このままだと踏まれてしまうので歩道の外に置いてあげようと捕もうとした瞬間、ぱっと飛び去りました。

彼の正体はカオジロトンボです。
帰って調べてみると、高層湿原を住みかにするなかなか希少なトンボみたいです。
ここ赤兎山では、分布の西南限となっている場所らしいです。
全国の元々生息する場所でも、あまり見られなくなってきているそうですね。

ある生物がそこに住んでいるということは、その生物が生まれてから死ぬまでの間に必要とする、様々な場所が付近にあるということがわかります。
トンボであれば、幼生の間に生活する水辺の環境や、餌とする生物がトンボが飛べる範囲にあるということがわかります。

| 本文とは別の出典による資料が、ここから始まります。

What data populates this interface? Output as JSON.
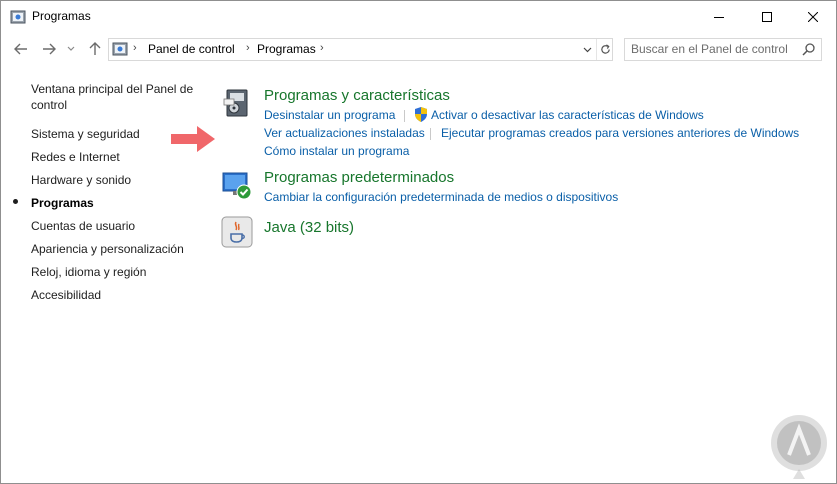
{
  "window": {
    "title": "Programas"
  },
  "address": {
    "breadcrumb": [
      "Panel de control",
      "Programas"
    ]
  },
  "search": {
    "placeholder": "Buscar en el Panel de control"
  },
  "sidebar": {
    "items": [
      {
        "label_line1": "Ventana principal del Panel de",
        "label_line2": "control"
      },
      {
        "label": "Sistema y seguridad"
      },
      {
        "label": "Redes e Internet"
      },
      {
        "label": "Hardware y sonido"
      },
      {
        "label": "Programas",
        "active": true
      },
      {
        "label": "Cuentas de usuario"
      },
      {
        "label": "Apariencia y personalización"
      },
      {
        "label": "Reloj, idioma y región"
      },
      {
        "label": "Accesibilidad"
      }
    ]
  },
  "categories": [
    {
      "title": "Programas y características",
      "links": [
        "Desinstalar un programa",
        "Activar o desactivar las características de Windows",
        "Ver actualizaciones instaladas",
        "Ejecutar programas creados para versiones anteriores de Windows",
        "Cómo instalar un programa"
      ],
      "icon": "programs-features-icon"
    },
    {
      "title": "Programas predeterminados",
      "links": [
        "Cambiar la configuración predeterminada de medios o dispositivos"
      ],
      "icon": "default-programs-icon"
    },
    {
      "title": "Java (32 bits)",
      "links": [],
      "icon": "java-icon"
    }
  ],
  "colors": {
    "category_title": "#17762c",
    "link": "#0a5fa8",
    "arrow": "#f0676a"
  }
}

そのため、守ろうとするには、その生きものの生活史(生まれてから死ぬまで)の産卵や、採餌等の環境を踏まえたうえで保全を行わねばなりません。
だからといって、その種を保存するために湿地を改変するほど変えてしまうと、他の種がいなくなってしまったりするかもしれません。

そこで、今ある赤池の環境を大切に保存していこうと様々な関係者が赤池を保存しようと活動されています。
登山される方も、意識をしてそのような点に着目して赤池周辺を歩いてみると面白いかもしれませんね。